Tatapan Tasya sedari tadi terpaku pada foto-foto yang terpajang. Agak lama, sebelum akhirnya ia menoleh dan sontak menangis. Dengan tersengal-sengal, ia memberitahu Melki untuk kedua kalinya. Ia mengaku, bahwa kira-kira setahun setelah Melki kembali ke kampung, pemukiman kedua orangtuanya diserang oleh sekelompok orang tak dikenal. Mereka dibunuh secara sadis.
"Ga lama setelah itu, aku menjual semua aset milik ayah" jelas Tasya terbata-bata. "Hampir separuh uangnya aku sumbangkan ke beberapa panti asuhan, anak jalanan, yatim piatu, dan sisanya aku pakai buat ongkosku ke sini!"
Haru biru kian menyelimuti seisi rumah Melki. Hampir semua warga, terutama kaum ibu, menangis sejadi-jadinya. Mereka benar-benar tersentuh oleh kisah tragis yang menimpa orangtua kedua anak manusia di hadapan mereka, Melki dan Tasya.
"Terus bagaimana kamu tahu alamat kampung ini?" tanya salah seorang warga penasaran.
Melki lalu menjawab dengan mengulangi pengakuan Tasya kepadanya tadi. Ia juga mengaku, bahwa kepada kedua orangtua Tasya, ia memperkenalkan diri secara jujur dan dengan detail lengkap. Mulai dari kampung, desa, kecamatan, hingga kabupaten asalnya. Ia tidak seperti kebanyakan orang yang pergi merantau ke kota-kota besar, misalnya, hanya bilang 'berasal dari Flores', tanpa menyebut nama kampung.
"Dan kalau mau jujur, sebelum ibu dibunuh, ia sempat menelpon aku dan berpesan untuk menikah dengan Melki!"
Sebagian warga tertawa bahagia. Tasya pun tersipu malu dan Melki sontak memeluknya erat.
===**===
Beberapa kaum ibu telah sedari tadi sibuk menyiapkan makanan untuk Tasya dan kopi untuk semua warga yang hadir, atas permintaan Melki. Dalam kesempatan yang sama, serta atas persetujuan paman Rikus yang sekaligus sebagai tua golo, ia mengundang semua warga untuk turut hadir dalam acara besar-besaran di rumahnya hari itu juga.
Acara itu dimaksudkan sebagai penyambutan Tasya, ucapan terima kasih, sekaligus sebagai ungkapan perpisahan Melki kepada kedua mantan majikannya itu. Secara simbolis, acara perpisahan itu dinamakan 'kelas' dalam adat istiadat Manggarai.

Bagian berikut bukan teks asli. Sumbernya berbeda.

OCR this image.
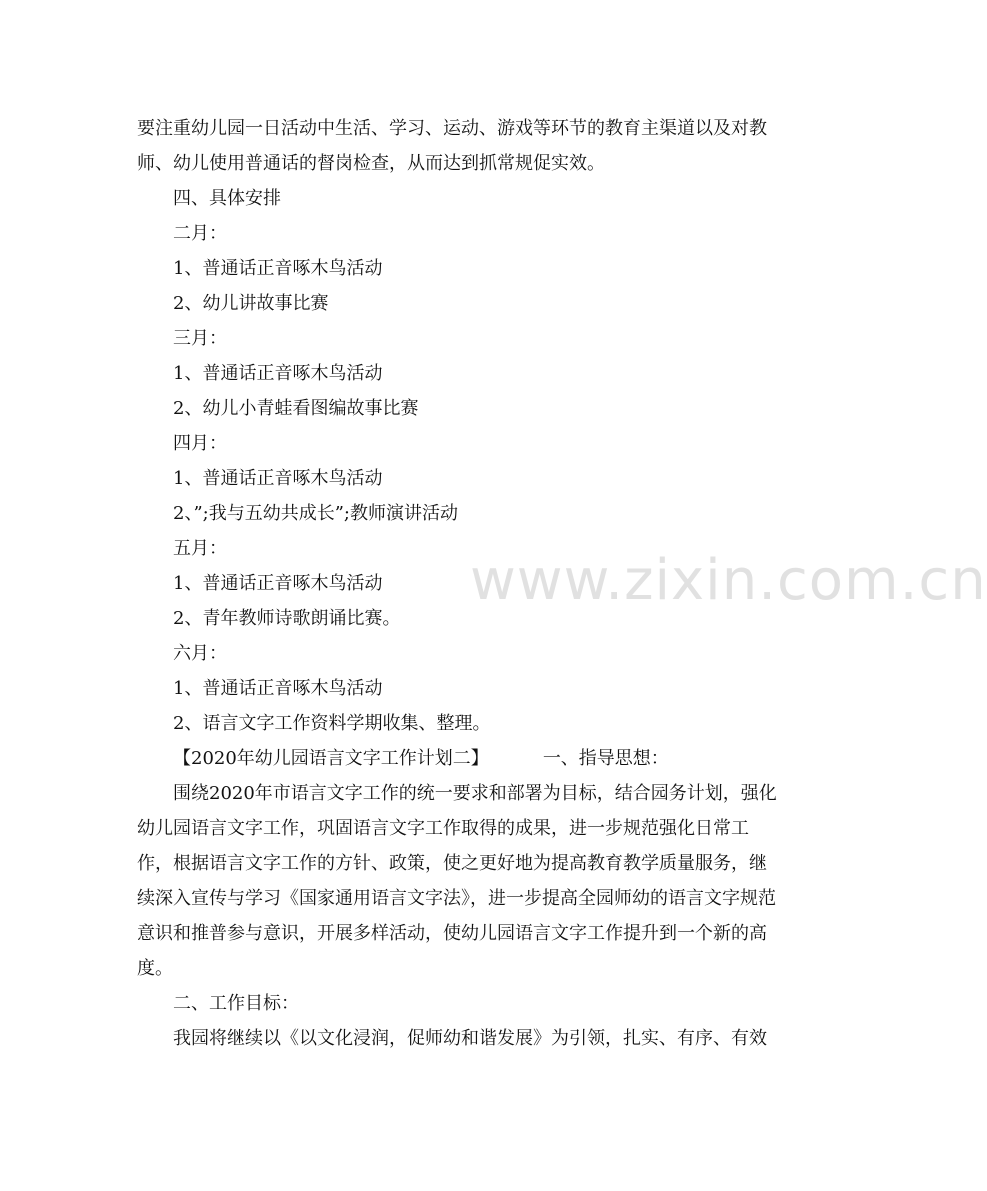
要注重幼儿园一日活动中生活、学习、运动、游戏等环节的教育主渠道以及对教师、幼儿使用普通话的督岗检查，从而达到抓常规促实效。

四、具体安排

二月：

1、普通话正音啄木鸟活动

2、幼儿讲故事比赛

三月：

1、普通话正音啄木鸟活动

2、幼儿小青蛙看图编故事比赛

四月：

1、普通话正音啄木鸟活动

2、”;我与五幼共成长”;教师演讲活动

五月：

1、普通话正音啄木鸟活动

2、青年教师诗歌朗诵比赛。

六月：

1、普通话正音啄木鸟活动

2、语言文字工作资料学期收集、整理。

【2020年幼儿园语言文字工作计划二】	一、指导思想：

围绕2020年市语言文字工作的统一要求和部署为目标，结合园务计划，强化幼儿园语言文字工作，巩固语言文字工作取得的成果，进一步规范强化日常工作，根据语言文字工作的方针、政策，使之更好地为提高教育教学质量服务，继续深入宣传与学习《国家通用语言文字法》，进一步提高全园师幼的语言文字规范意识和推普参与意识，开展多样活动，使幼儿园语言文字工作提升到一个新的高度。

二、工作目标：

我园将继续以《以文化浸润，促师幼和谐发展》为引领，扎实、有序、有效

www.zixin.com.cn
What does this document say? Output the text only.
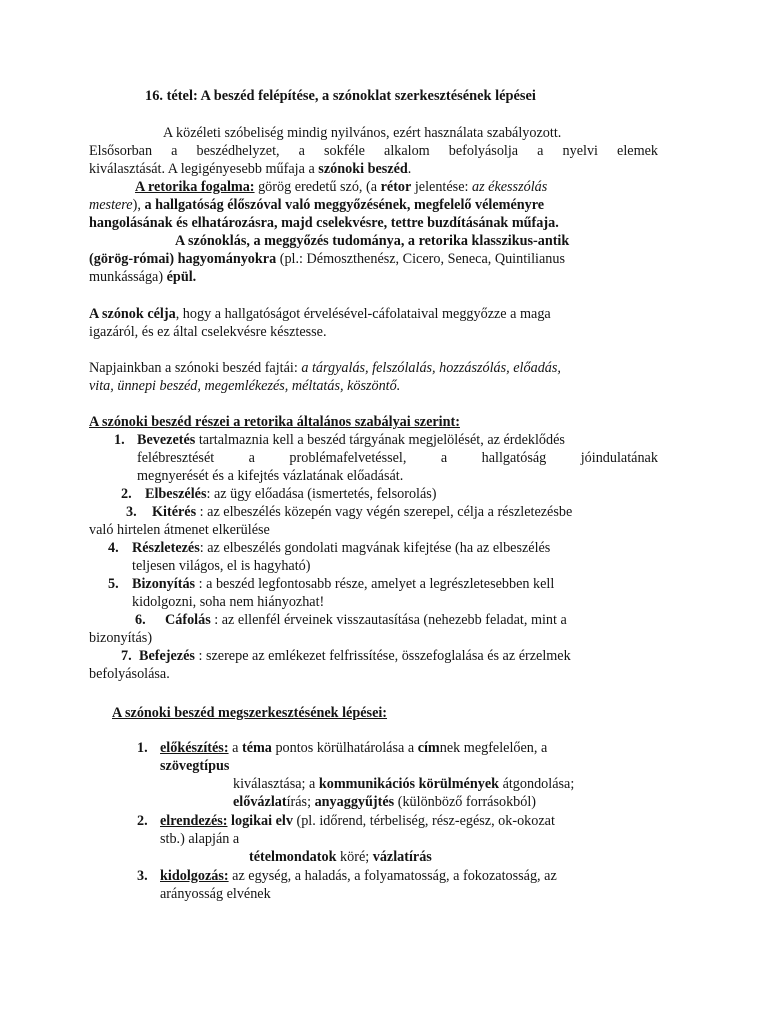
16. tétel: A beszéd felépítése, a szónoklat szerkesztésének lépései
A közéleti szóbeliség mindig nyilvános, ezért használata szabályozott.
Elsősorban a beszédhelyzet, a sokféle alkalom befolyásolja a nyelvi elemek
kiválasztását. A legigényesebb műfaja a szónoki beszéd.
A retorika fogalma: görög eredetű szó, (a rétor jelentése: az ékesszólás
mestere), a hallgatóság élőszóval való meggyőzésének, megfelelő véleményre
hangolásának és elhatározásra, majd cselekvésre, tettre buzdításának műfaja.
A szónoklás, a meggyőzés tudománya, a retorika klasszikus-antik
(görög-római) hagyományokra (pl.: Démoszthenész, Cicero, Seneca, Quintilianus
munkássága) épül.
A szónok célja, hogy a hallgatóságot érvelésével-cáfolataival meggyőzze a maga
igazáról, és ez által cselekvésre késztesse.
Napjainkban a szónoki beszéd fajtái: a tárgyalás, felszólalás, hozzászólás, előadás,
vita, ünnepi beszéd, megemlékezés, méltatás, köszöntő.
A szónoki beszéd részei a retorika általános szabályai szerint:
1. Bevezetés tartalmaznia kell a beszéd tárgyának megjelölését, az érdeklődés
felébresztését a problémafelvetéssel, a hallgatóság jóindulatának
megnyerését és a kifejtés vázlatának előadását.
2. Elbeszélés: az ügy előadása (ismertetés, felsorolás)
3. Kitérés : az elbeszélés közepén vagy végén szerepel, célja a részletezésbe
való hirtelen átmenet elkerülése
4. Részletezés: az elbeszélés gondolati magvának kifejtése (ha az elbeszélés
teljesen világos, el is hagyható)
5. Bizonyítás : a beszéd legfontosabb része, amelyet a legrészletesebben kell
kidolgozni, soha nem hiányozhat!
6. Cáfolás : az ellenfél érveinek visszautasítása (nehezebb feladat, mint a
bizonyítás)
7. Befejezés : szerepe az emlékezet felfrissítése, összefoglalása és az érzelmek
befolyásolása.
A szónoki beszéd megszerkesztésének lépései:
1. előkészítés: a téma pontos körülhatárolása a címnek megfelelően, a
szövegtípus
kiválasztása; a kommunikációs körülmények átgondolása;
elővázlatírás; anyaggyűjtés (különböző forrásokból)
2. elrendezés: logikai elv (pl. időrend, térbeliség, rész-egész, ok-okozat
stb.) alapján a
tételmondatok köré; vázlatírás
3. kidolgozás: az egység, a haladás, a folyamatosság, a fokozatosság, az
arányosság elvének
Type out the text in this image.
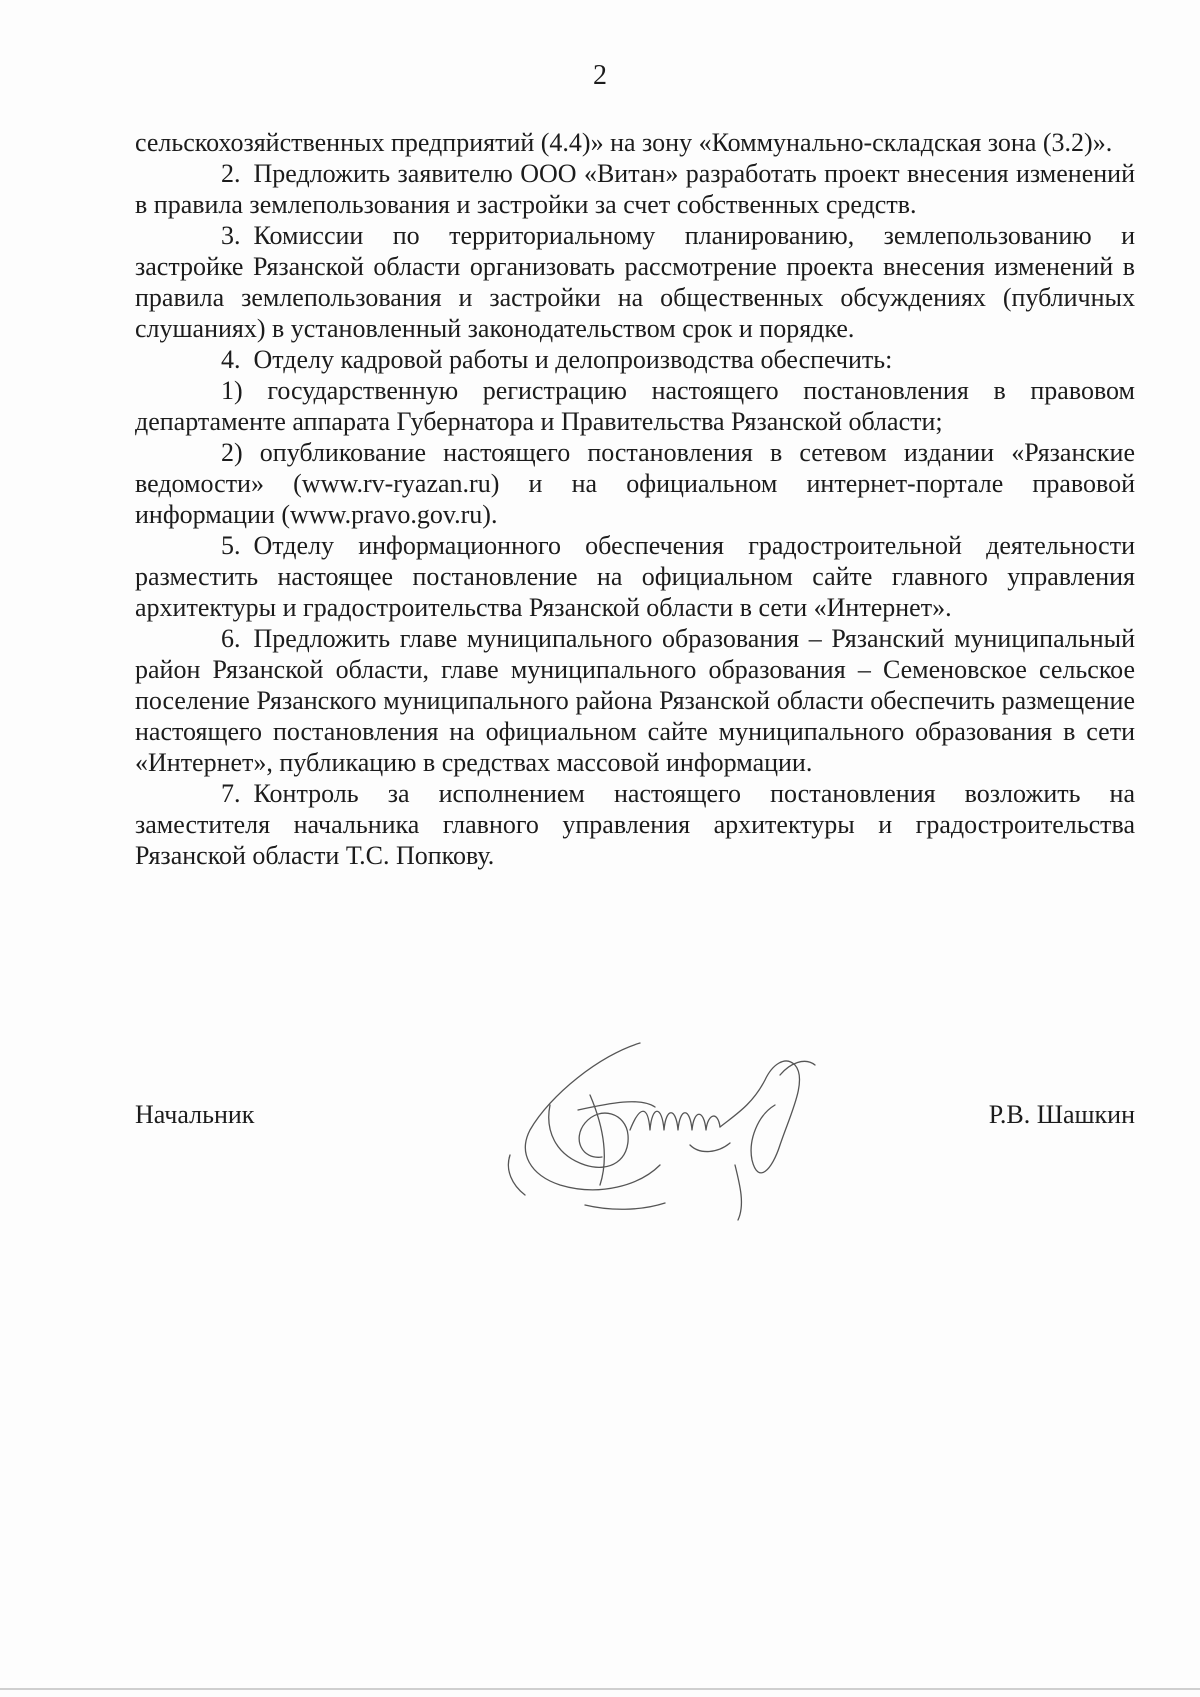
2

сельскохозяйственных предприятий (4.4)» на зону «Коммунально-складская зона (3.2)».

2. Предложить заявителю ООО «Витан» разработать проект внесения изменений в правила землепользования и застройки за счет собственных средств.

3. Комиссии по территориальному планированию, землепользованию и застройке Рязанской области организовать рассмотрение проекта внесения изменений в правила землепользования и застройки на общественных обсуждениях (публичных слушаниях) в установленный законодательством срок и порядке.

4. Отделу кадровой работы и делопроизводства обеспечить:

1) государственную регистрацию настоящего постановления в правовом департаменте аппарата Губернатора и Правительства Рязанской области;

2) опубликование настоящего постановления в сетевом издании «Рязанские ведомости» (www.rv-ryazan.ru) и на официальном интернет-портале правовой информации (www.pravo.gov.ru).

5. Отделу информационного обеспечения градостроительной деятельности разместить настоящее постановление на официальном сайте главного управления архитектуры и градостроительства Рязанской области в сети «Интернет».

6. Предложить главе муниципального образования – Рязанский муниципальный район Рязанской области, главе муниципального образования – Семеновское сельское поселение Рязанского муниципального района Рязанской области обеспечить размещение настоящего постановления на официальном сайте муниципального образования в сети «Интернет», публикацию в средствах массовой информации.

7. Контроль за исполнением настоящего постановления возложить на заместителя начальника главного управления архитектуры и градостроительства Рязанской области Т.С. Попкову.

Начальник	Р.В. Шашкин
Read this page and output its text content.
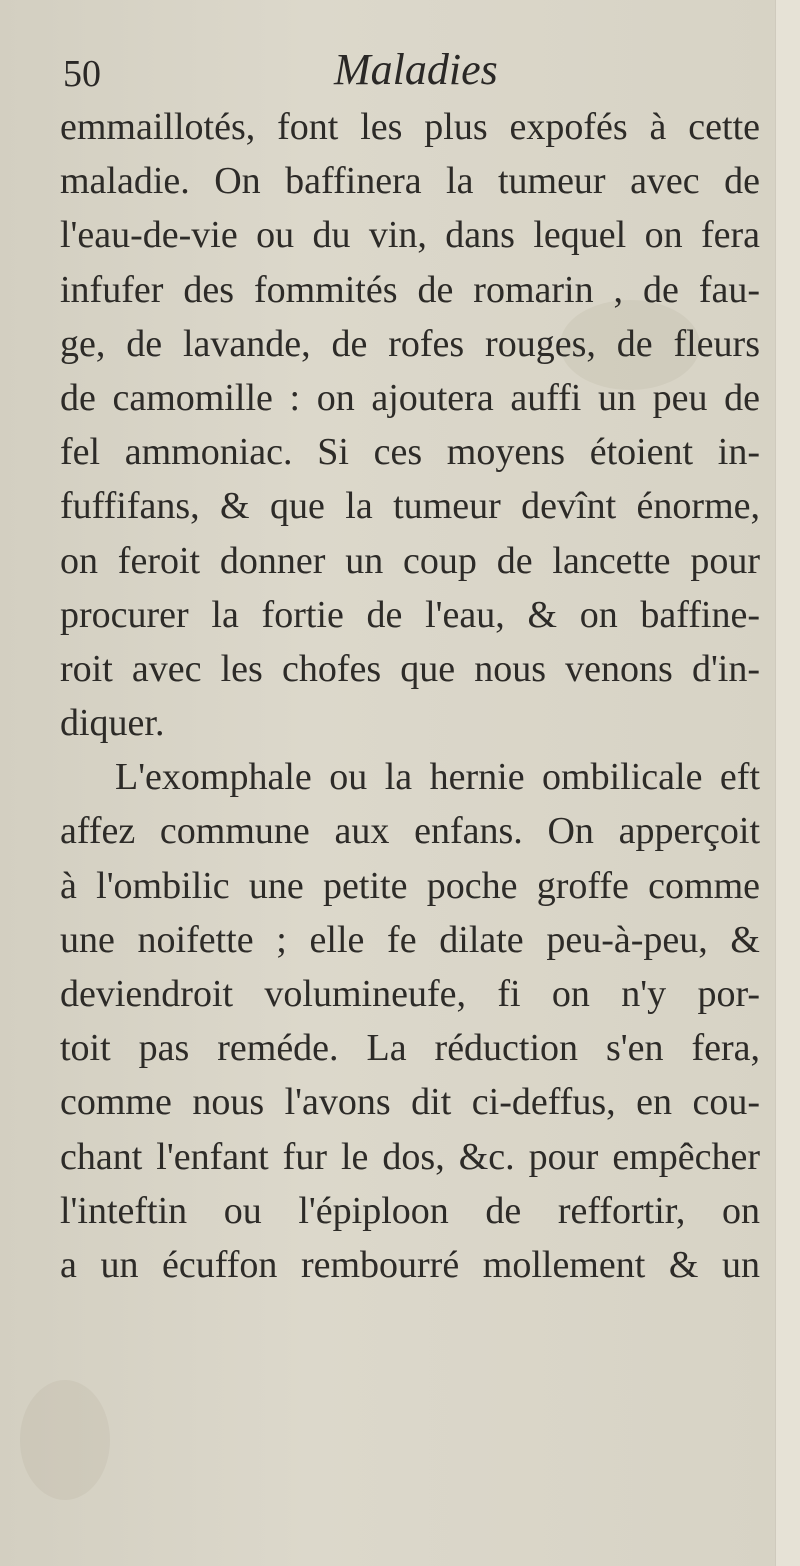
50	Maladies
emmaillotés, font les plus expofés à cette
maladie. On baffinera la tumeur avec de
l'eau-de-vie ou du vin, dans lequel on fera
infufer des fommités de romarin , de fau-
ge, de lavande, de rofes rouges, de fleurs
de camomille : on ajoutera auffi un peu de
fel ammoniac. Si ces moyens étoient in-
fuffifans, & que la tumeur devînt énorme,
on feroit donner un coup de lancette pour
procurer la fortie de l'eau, & on baffine-
roit avec les chofes que nous venons d'in-
diquer.
L'exomphale ou la hernie ombilicale eft
affez commune aux enfans. On apperçoit
à l'ombilic une petite poche groffe comme
une noifette ; elle fe dilate peu-à-peu, &
deviendroit volumineufe, fi on n'y por-
toit pas reméde. La réduction s'en fera,
comme nous l'avons dit ci-deffus, en cou-
chant l'enfant fur le dos, &c. pour empêcher
l'inteftin ou l'épiploon de reffortir, on
a un écuffon rembourré mollement & un
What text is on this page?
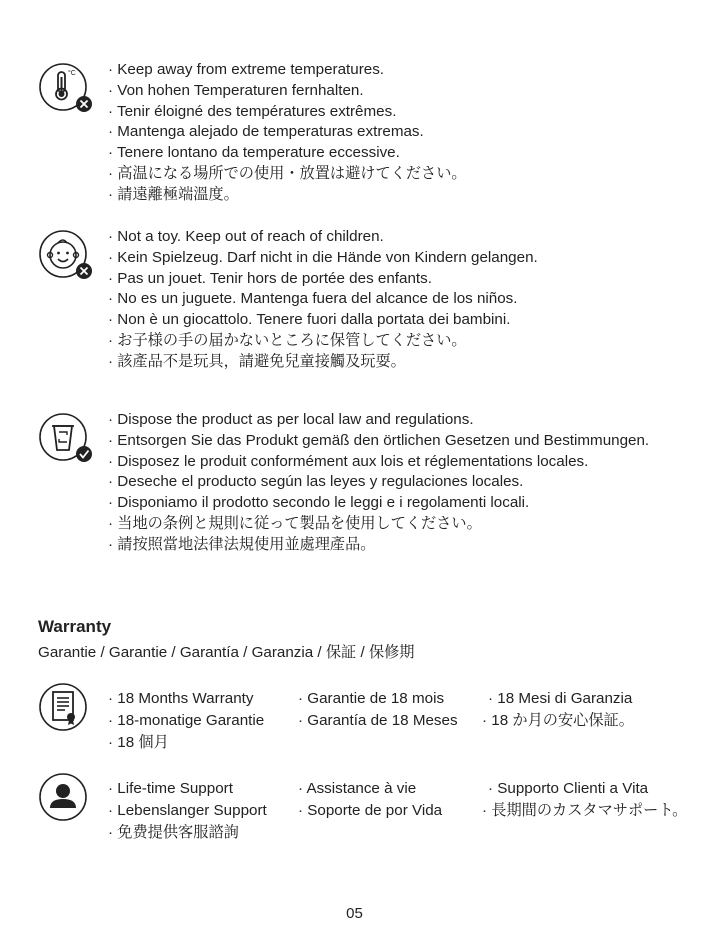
°C · Keep away from extreme temperatures.
· Von hohen Temperaturen fernhalten.
· Tenir éloigné des températures extrêmes.
· Mantenga alejado de temperaturas extremas.
· Tenere lontano da temperature eccessive.
· 高温になる場所での使用・放置は避けてください。
· 請遠離極端溫度。
· Not a toy. Keep out of reach of children.
· Kein Spielzeug. Darf nicht in die Hände von Kindern gelangen.
· Pas un jouet. Tenir hors de portée des enfants.
· No es un juguete. Mantenga fuera del alcance de los niños.
· Non è un giocattolo. Tenere fuori dalla portata dei bambini.
· お子様の手の届かないところに保管してください。
· 該產品不是玩具，請避免兒童接觸及玩耍。
· Dispose the product as per local law and regulations.
· Entsorgen Sie das Produkt gemäß den örtlichen Gesetzen und Bestimmungen.
· Disposez le produit conformément aux lois et réglementations locales.
· Deseche el producto según las leyes y regulaciones locales.
· Disponiamo il prodotto secondo le leggi e i regolamenti locali.
· 当地の条例と規則に従って製品を使用してください。
· 請按照當地法律法規使用並處理產品。
Warranty
Garantie / Garantie / Garantía / Garanzia / 保証 / 保修期
· 18 Months Warranty	· Garantie de 18 mois	· 18 Mesi di Garanzia
· 18-monatige Garantie · Garantía de 18 Meses · 18 か月の安心保証。
· 18 個月
· Life-time Support	· Assistance à vie	· Supporto Clienti a Vita
· Lebenslanger Support · Soporte de por Vida	· 長期間のカスタマサポート。
· 免费提供客服諮詢
05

Sebagai kepala kampung, om Rikus lantas mengimbau kepada seluruh warga untuk tidak pergi ke kebun hari itu. Ia juga segera membagi tugas kepada masing-masing warga laki-laki demi kelancaran acara tersebut. Dalam rangka memeriahkannya, Melki pun memutuskan untuk menyembelih seekor sapi peliharaannya.